Based on FDA's 2013 guidance on developing drugs for early-stage Alzheimer's, researchers have been employing CSF markers and neuroimaging in clinical trials to identify patients with mild cognitive decline (before clinical symptoms of Alzheimer's set in), so treatments have the best chance to stave off the mind-robbing disease. However, Lutz pointed out some downsides to these approaches.

For example, analyzing CSF markers requires invasive lumbar punctures, is impacted by lab variability, and currently lacks international reference standards. Meanwhile, neuroimaging by PET or MRI is expensive, requires specially trained personnel, and the field hasn't agreed upon clinically meaningful measurement thresholds.

Blood-based biomarkers — such as APOE and TOMM40 variants as detected by a genetic test — "have the potential to be easier [and] more economical, and platforms to test these are widely available at medical facilities around the world," Lutz said.

Separately at AAIC, Albert's group from JHU presented data from BIOCARD showing that neurocognitive tests, CSF levels of a-beta and phosphrylated tau, and MRI scans to characterize the thickness of the right entorhinal cortex and the volume of the hippocampus were useful in predicting which cognitively normal subjects developed MCI in five years. "Our study shows that — up to five years before any Alzheimer's symptoms appear — a small set of factors can tell us, with significant accuracy, which cognitively normal individuals will develop MCI due to Alzheimer's," Albert said in a statement.
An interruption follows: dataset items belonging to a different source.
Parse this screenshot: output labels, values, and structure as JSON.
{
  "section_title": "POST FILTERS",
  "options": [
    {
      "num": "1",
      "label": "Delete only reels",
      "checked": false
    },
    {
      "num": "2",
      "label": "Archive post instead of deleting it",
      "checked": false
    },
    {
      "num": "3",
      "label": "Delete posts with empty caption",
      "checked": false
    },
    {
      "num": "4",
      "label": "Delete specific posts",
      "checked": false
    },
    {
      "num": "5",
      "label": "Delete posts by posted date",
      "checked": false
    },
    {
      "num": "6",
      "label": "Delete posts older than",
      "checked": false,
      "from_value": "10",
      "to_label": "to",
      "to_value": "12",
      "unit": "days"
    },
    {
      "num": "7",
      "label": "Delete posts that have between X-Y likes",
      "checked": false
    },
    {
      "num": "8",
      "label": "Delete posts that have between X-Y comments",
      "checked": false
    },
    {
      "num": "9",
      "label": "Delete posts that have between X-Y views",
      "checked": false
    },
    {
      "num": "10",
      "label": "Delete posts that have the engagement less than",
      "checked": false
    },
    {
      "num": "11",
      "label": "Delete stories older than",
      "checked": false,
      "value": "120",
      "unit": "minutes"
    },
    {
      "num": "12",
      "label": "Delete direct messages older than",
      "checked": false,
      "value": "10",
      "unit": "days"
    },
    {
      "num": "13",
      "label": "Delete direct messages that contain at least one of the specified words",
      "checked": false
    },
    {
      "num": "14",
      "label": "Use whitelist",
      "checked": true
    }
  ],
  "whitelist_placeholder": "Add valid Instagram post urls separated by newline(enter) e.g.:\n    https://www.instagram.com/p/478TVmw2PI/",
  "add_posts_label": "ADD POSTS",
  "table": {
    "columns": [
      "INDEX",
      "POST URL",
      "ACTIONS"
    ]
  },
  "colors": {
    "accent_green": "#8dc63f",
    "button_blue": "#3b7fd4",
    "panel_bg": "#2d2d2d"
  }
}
A few years ago, her team had published data showing that CSF markers can assess MCI onset. "We hope that this information will be useful for designing clinical trials aimed at delaying the onset of symptoms among cognitively normal individuals," Albert added. "An approach such as ours could be used for determining which people might be most likely to benefit."

Although Lutz's group was able to show correlation between the APOE/TOMM40 algorithm and some of these other markers, the field won't know if the genetic test is better until a larger trial qualifies the algorithm's prognostic ability. The APOE/TOMM40 algorithm will be qualified as a prognostic biomarker at the end of the Phase III TOMMORROW trial that is currently going on at multiple sites around the world. "Once qualified, the biomarker can be used as a companion pharmacogenetic test for a therapeutic to delay the onset of Alzheimer's," Lutz said.

TOMMORROW update

In the TOMMORROW trial, Zinfandel and Takeda are seeking to qualify the APOE/TOMM40 algorithm as a test to identify cognitively normal subjects between 65 and 83 years who are at risk for MCI due to Alzheimer's in five years. When the first 410 subjects convert to diagnosed MCI, researchers will not only qualify this algorithm but also determine whether a very low dose of pioglitazone (0.8 mg sustained release) is effective in delaying MCI in patients that the APOE/TOMM40 test deems to be at high risk for the phenotype.

In the summer of 2013, researchers enrolled the first subject into the study, which is expected to go on for four years or until 410 events have occurred. According to an update presented at AAIC this week, researchers screened more than 21,400 individuals, assayed around 19,000 samples, and enrolled approximately 2,600 subjects into TOMMORROW as of mid-2015.

According to Roses, investigators enrolled the majority of participants (more than 2,000 subjects) just in the first half of this year. "To date, after randomization, subject retention within TOMMORROW has met expectations," researchers led by Roses noted in a poster. So far, around 9 percent of randomized study volunteers have terminated from the study early.

TOMORROW has launched at multiple sites in the US, UK, and Australia, and sites in Germany and Switzerland are recruiting volunteers. In order to enroll the sufficient number of subjects, researchers estimated they will need 60 sites each recruiting approximately 100 cognitively normal subjects, who will be followed every six months to track whether they develop MCI.

As an extension to TOMMORROW, researchers will also conduct a long-term evaluation of the safety of pioglitazone and follow those who develop MCI to further study their cognitive decline for an additional two years.